HL Deb 27 March 1846 vol 85 cc146-9

said, he had a petition to present from a Member of the other House of Parliament, complaining of allegations and accusations that had been made against him in a petition that had been received by their Lordships, and which he declared were totally false and slanderous; and the petitioner prayed the House to adopt some means of instituting an inquiry which would enable him to vindicate his character by proving upon oath the falsehood of those accusations. The petitioner was Thomas Slingsby Duncombe, esq., Member of Parliament.


must call the attention of the House to the circumstances of this petition. The petitioner alleged that his attention had been called to a petition presented by the Earl of Glengall, in an appeal case, which contained false and malignant allegations, thus making it appear that the Earl was a direct party to those allegations. The fact was, that the petition had been presented by the Earl and Countess of Glengall, in an appeal cause in the usual way, without their Lordships' attention having been particularly directed to it; it had been brought under the consideration of the Appeal Committee on the 27th of February, and had been adjudicated upon, and if it had contained irrelevant matter, such matter would not have been allowed to remain upon the petition. The solicitor on the other side had had the opportunity of objecting to such allegations. The Earl and Countess of Glengall had presented this petition; the Earl being a nominal party, for he had no direct interest in the cause; and the petition did not allude directly to any individual, but stated that the person who had made the appeal was under the influence of some individual, but without stating who it was. Upon that petition there was sufficient ground for going before the Appeal Committee. However, the appellant had thought proper to put in a counter petition, which it became necessary to reply to; and the party presenting the petition in reply was prepared to verify the statements it contained by oath at the bar. With respect to the prayer for inquiry now presented to the House, he (the Earl of Charleville) must remind them that the allegations in the petition of the Earl and Countess of Glengall were founded upon allegations and proceedings in the Vice Chancellor's Court, and it was too late either to withdraw the petition or to make the inquiry, because the matter had been already disposed of by the Appeal Committee.

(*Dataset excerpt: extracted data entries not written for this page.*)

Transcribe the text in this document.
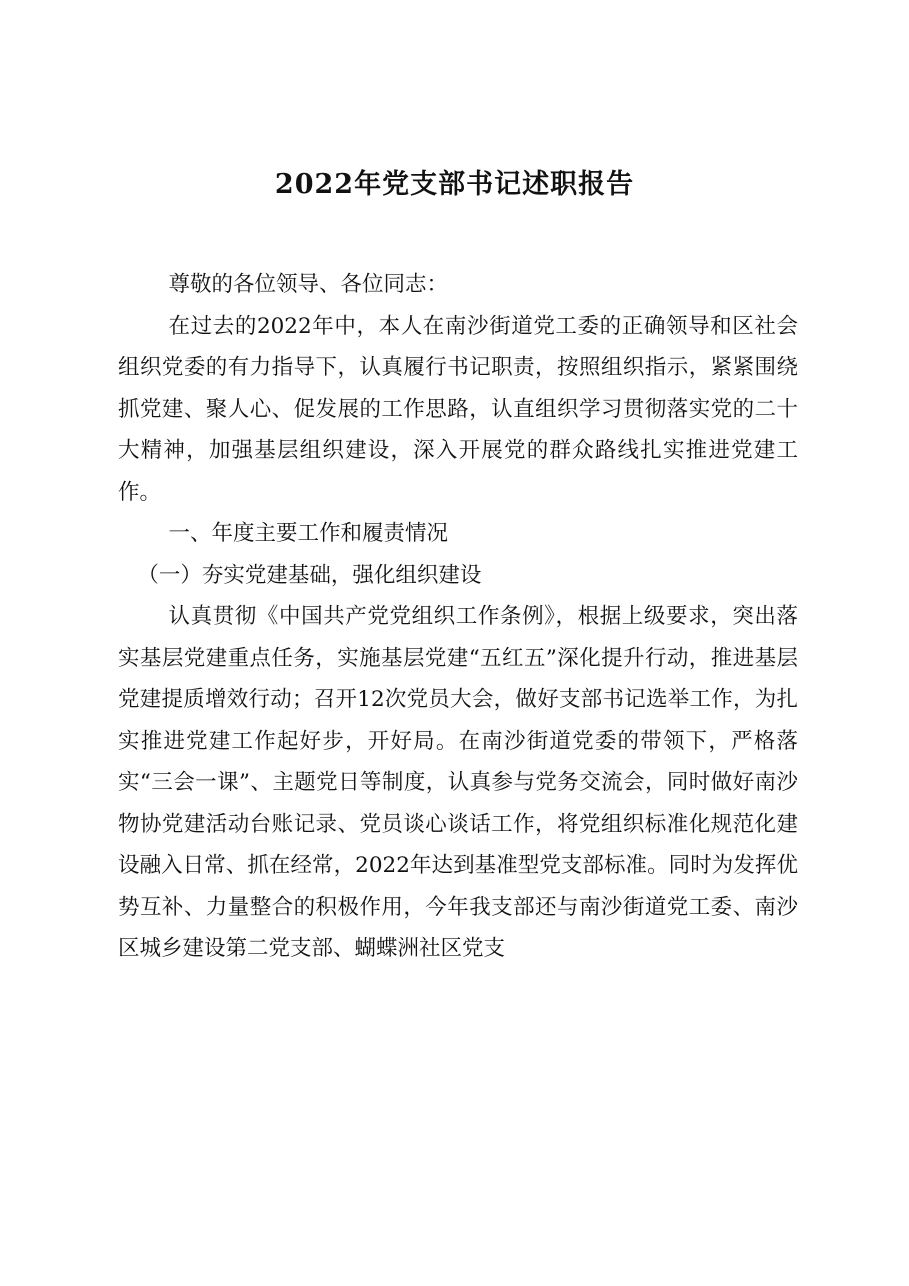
2022年党支部书记述职报告

尊敬的各位领导、各位同志：

在过去的2022年中，本人在南沙街道党工委的正确领导和区社会组织党委的有力指导下，认真履行书记职责，按照组织指示，紧紧围绕抓党建、聚人心、促发展的工作思路，认直组织学习贯彻落实党的二十大精神，加强基层组织建设，深入开展党的群众路线扎实推进党建工作。

一、年度主要工作和履责情况

（一）夯实党建基础，强化组织建设

认真贯彻《中国共产党党组织工作条例》，根据上级要求，突出落实基层党建重点任务，实施基层党建“五红五”深化提升行动，推进基层党建提质增效行动；召开12次党员大会，做好支部书记选举工作，为扎实推进党建工作起好步，开好局。在南沙街道党委的带领下，严格落实“三会一课”、主题党日等制度，认真参与党务交流会，同时做好南沙物协党建活动台账记录、党员谈心谈话工作，将党组织标准化规范化建设融入日常、抓在经常，2022年达到基准型党支部标准。同时为发挥优势互补、力量整合的积极作用，今年我支部还与南沙街道党工委、南沙区城乡建设第二党支部、蝴蝶洲社区党支
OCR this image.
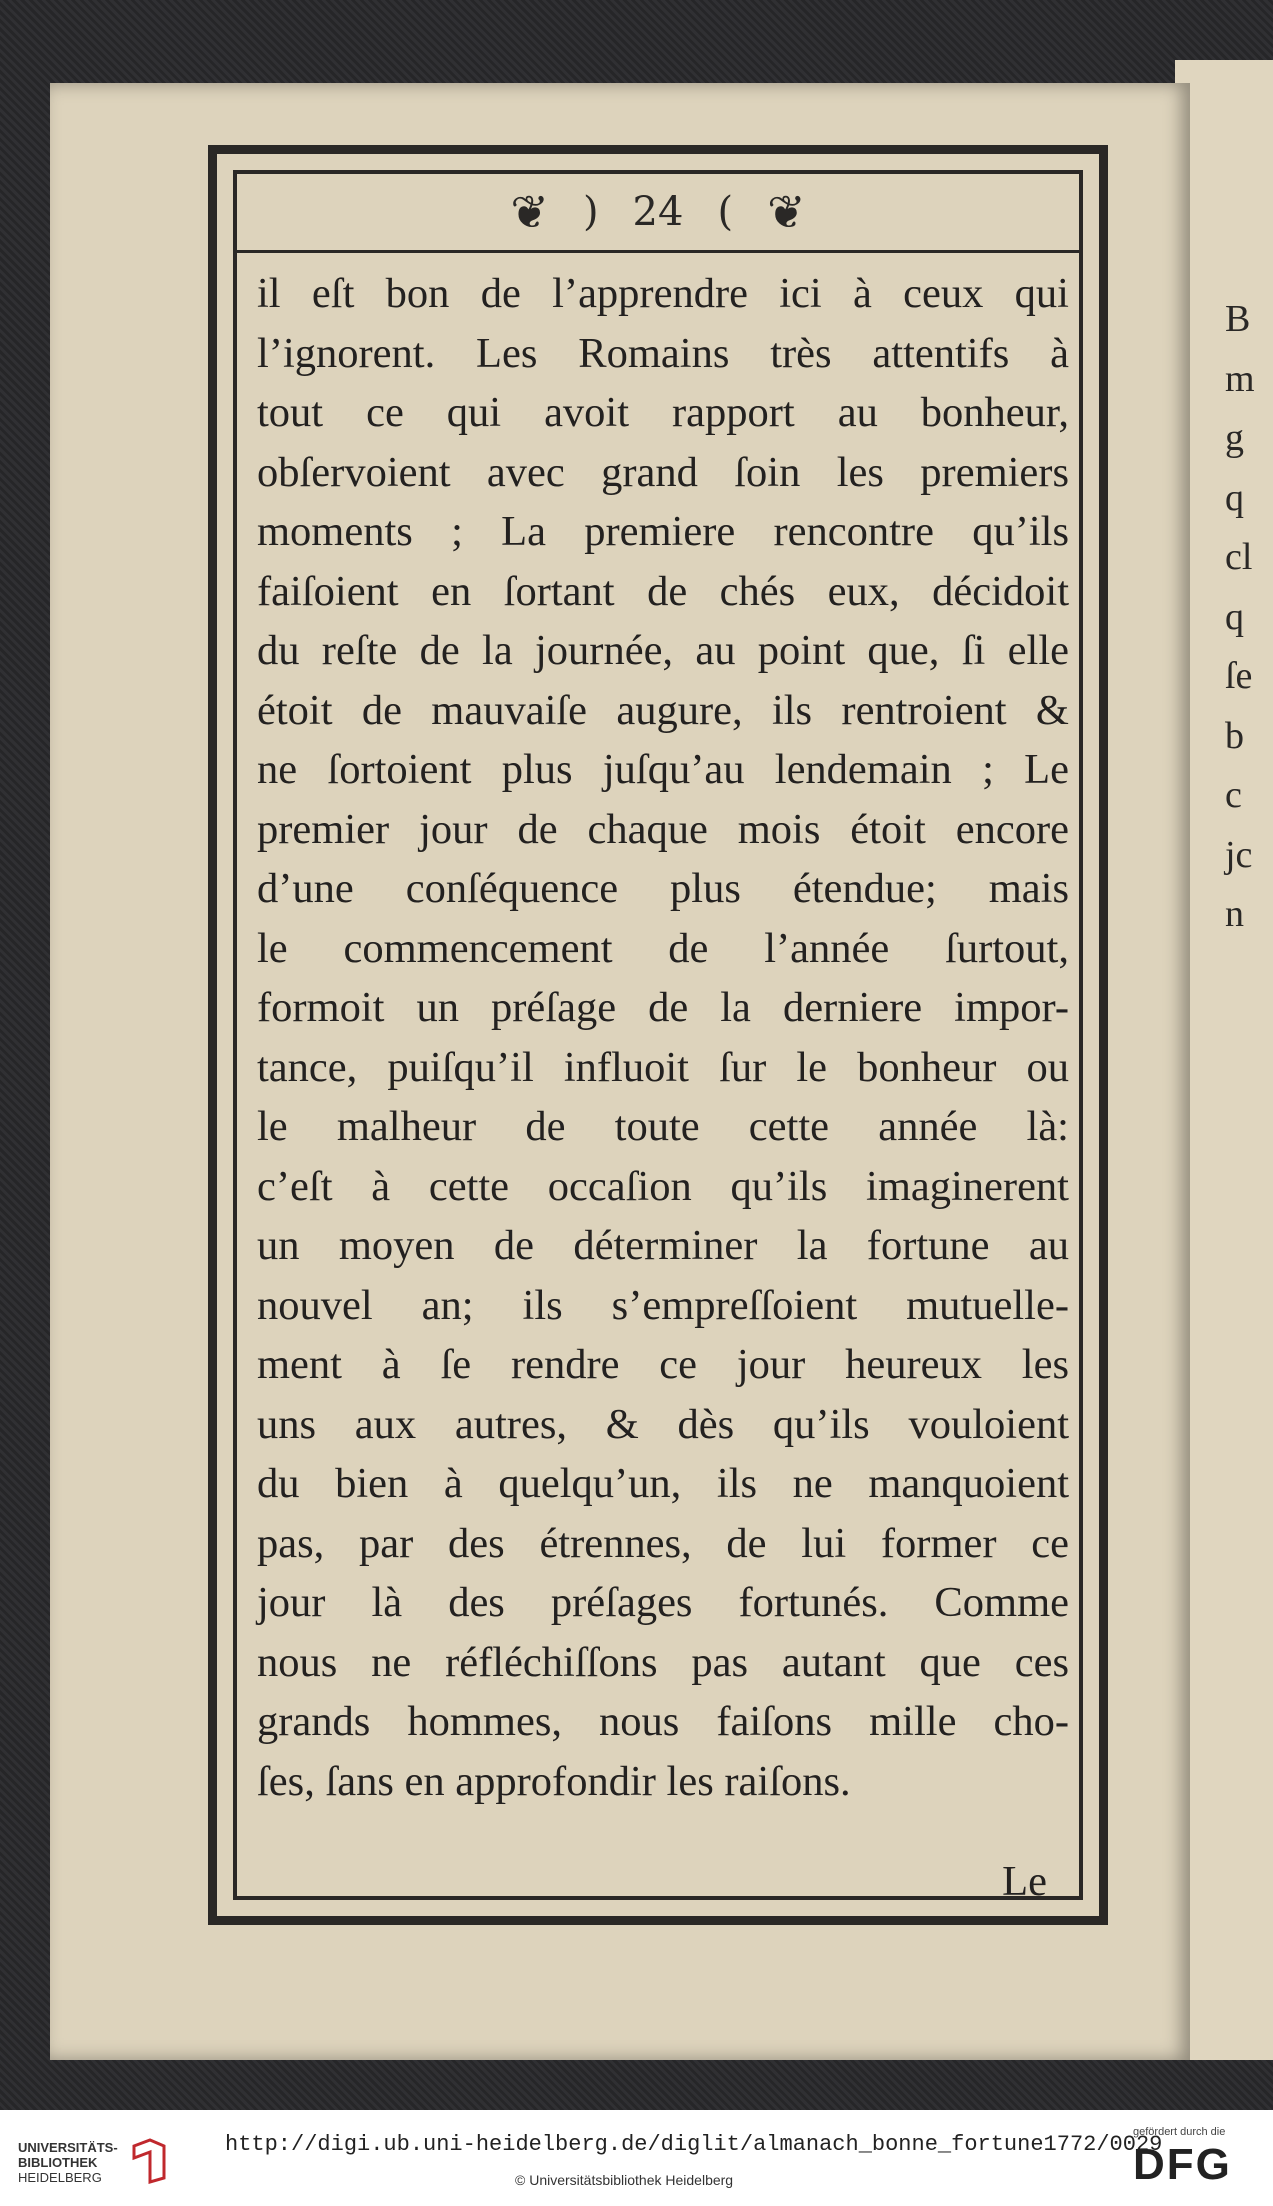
B
m
g
q
cl
q
ſe
b
c
jc
n
❦ ) 24 ( ❦
il eſt bon de l’apprendre ici à ceux qui
l’ignorent. Les Romains très attentifs à
tout ce qui avoit rapport au bonheur,
obſervoient avec grand ſoin les premiers
moments ; La premiere rencontre qu’ils
faiſoient en ſortant de chés eux, décidoit
du reſte de la journée, au point que, ſi elle
étoit de mauvaiſe augure, ils rentroient &
ne ſortoient plus juſqu’au lendemain ; Le
premier jour de chaque mois étoit encore
d’une conſéquence plus étendue; mais
le commencement de l’année ſurtout,
formoit un préſage de la derniere impor-
tance, puiſqu’il influoit ſur le bonheur ou
le malheur de toute cette année là:
c’eſt à cette occaſion qu’ils imaginerent
un moyen de déterminer la fortune au
nouvel an; ils s’empreſſoient mutuelle-
ment à ſe rendre ce jour heureux les
uns aux autres, & dès qu’ils vouloient
du bien à quelqu’un, ils ne manquoient
pas, par des étrennes, de lui former ce
jour là des préſages fortunés. Comme
nous ne réfléchiſſons pas autant que ces
grands hommes, nous faiſons mille cho-
ſes, ſans en approfondir les raiſons.
Le
UNIVERSITÄTS-
BIBLIOTHEK
HEIDELBERG
http://digi.ub.uni-heidelberg.de/diglit/almanach_bonne_fortune1772/0029
© Universitätsbibliothek Heidelberg
gefördert durch die
DFG
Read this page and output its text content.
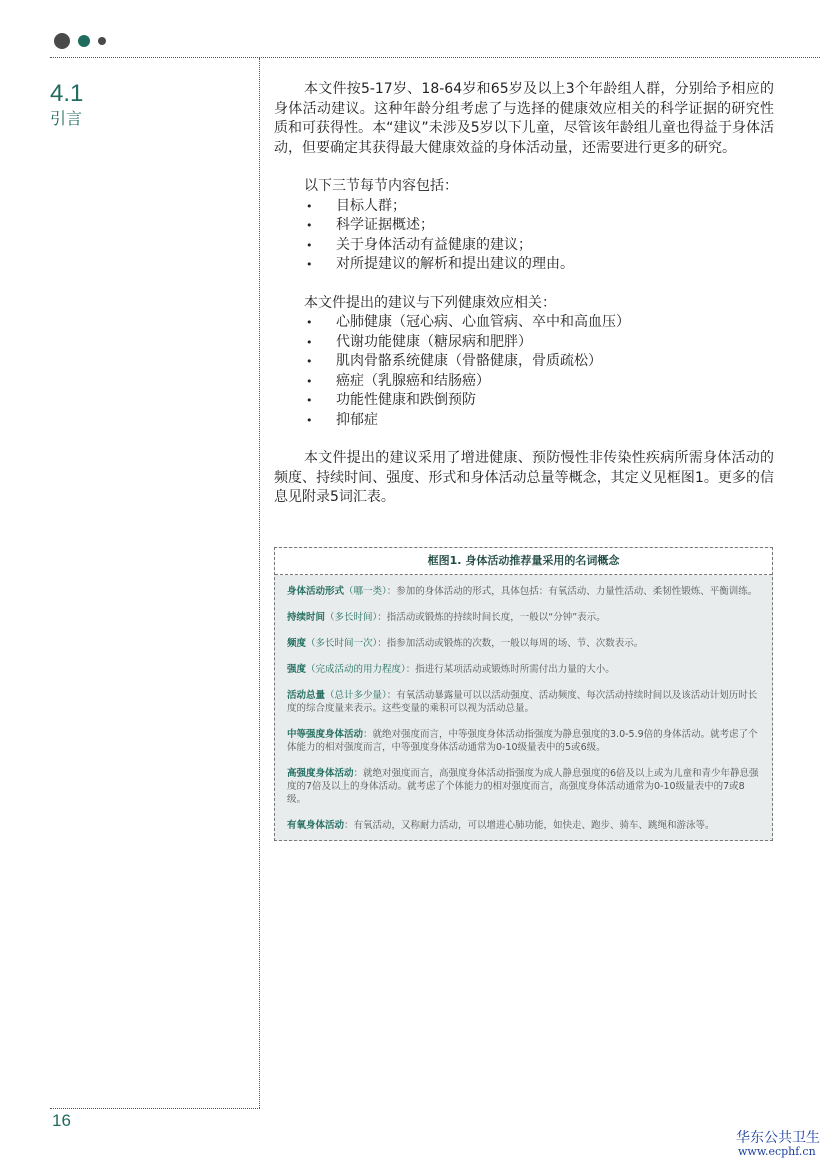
4.1
引言

本文件按5-17岁、18-64岁和65岁及以上3个年龄组人群，分别给予相应的身体活动建议。这种年龄分组考虑了与选择的健康效应相关的科学证据的研究性质和可获得性。本“建议”未涉及5岁以下儿童，尽管该年龄组儿童也得益于身体活动，但要确定其获得最大健康效益的身体活动量，还需要进行更多的研究。

以下三节每节内容包括：
• 目标人群；
• 科学证据概述；
• 关于身体活动有益健康的建议；
• 对所提建议的解析和提出建议的理由。
本文件提出的建议与下列健康效应相关：
• 心肺健康（冠心病、心血管病、卒中和高血压）
• 代谢功能健康（糖尿病和肥胖）
• 肌肉骨骼系统健康（骨骼健康，骨质疏松）
• 癌症（乳腺癌和结肠癌）
• 功能性健康和跌倒预防
• 抑郁症

本文件提出的建议采用了增进健康、预防慢性非传染性疾病所需身体活动的频度、持续时间、强度、形式和身体活动总量等概念，其定义见框图1。更多的信息见附录5词汇表。

框图1. 身体活动推荐量采用的名词概念
身体活动形式（哪一类）：参加的身体活动的形式，具体包括：有氧活动、力量性活动、柔韧性锻炼、平衡训练。
持续时间（多长时间）：指活动或锻炼的持续时间长度，一般以“分钟”表示。
频度（多长时间一次）：指参加活动或锻炼的次数，一般以每周的场、节、次数表示。
强度（完成活动的用力程度）：指进行某项活动或锻炼时所需付出力量的大小。
活动总量（总计多少量）：有氧活动暴露量可以以活动强度、活动频度、每次活动持续时间以及该活动计划历时长度的综合度量来表示。这些变量的乘积可以视为活动总量。
中等强度身体活动：就绝对强度而言，中等强度身体活动指强度为静息强度的3.0-5.9倍的身体活动。就考虑了个体能力的相对强度而言，中等强度身体活动通常为0-10级量表中的5或6级。
高强度身体活动：就绝对强度而言，高强度身体活动指强度为成人静息强度的6倍及以上或为儿童和青少年静息强度的7倍及以上的身体活动。就考虑了个体能力的相对强度而言，高强度身体活动通常为0-10级量表中的7或8级。
有氧身体活动：有氧活动，又称耐力活动，可以增进心肺功能，如快走、跑步、骑车、跳绳和游泳等。
16
华东公共卫生
www.ecphf.cn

observed, that this was not a case of breach of privilege. It might or might not be a groundless petition against his noble Friend not now present, but it could not be a breach of privilege, because the Earl of Glengall's petition had not been presented by him in his capacity as a Member of that House, but as a party to a cause before the House; and it preferred charges against the hon. Gentleman, who must, according to all principles of justice, have the opportunity of denying those charges, which he had done by this petition. He (Lord Brougham) did not enter into the merits of the case, but their Lordships had no means of granting the prayer of the petition. The facts must be dealt with by the courts below, where the cause now was, and there Mr. Duncombe would have the best opportunity of clearing himself. He (Lord Brougham) did not, however, blame Mr. Duncombe in the least for presenting this petition; it was quite natural that he should do so.

After a few words from the EARL of CLARE,


said, that the original petition presented to their Lordships, contained a prayer not to entertain an appeal that had been regularly entered for hearing. The ground stated in the petition was, that the appeal had been presented contrary to an engagement between the parties. That had been referred to the Appeal Committee. Now, if an appeal had been presented contrary to good faith, the party complaining must apply to the court below for an injunction; and then the case might come regularly by appeal before their Lordships. But as it was, the House had no jurisdiction, and he had, consequently, refused the application. There had been certain allegations, imputing blame to the hon. Gentleman who had presented the last petition; and it was quite competent for him to present that petition denying those charges, and alleging that the other petition was false. It would be impossible to say, that if improper and almost fraudulent motives had been imputed to a person, he should not come to that House and deny the charges. There had been no breach of privilege.


said, it was unnecessary for him to add a word more than to say, that he had nothing whatever to do with the truth of one party or the other. The petition was for an inquiry to ascertain which of the parties was right.


said, that the Earl of Glengall had been accused of bringing forward these accusations, as if they had been published for the first time, whilst the fact was, that the accusations, whatever they might be, were first embodied in a petition presented to the Court of Chancery on the 7th February by the solicitor to Lady Edward Thynne, who was also, he believed, the solicitor to Mr. Duncombe. The Earl of Glengall was only a trustee in the case.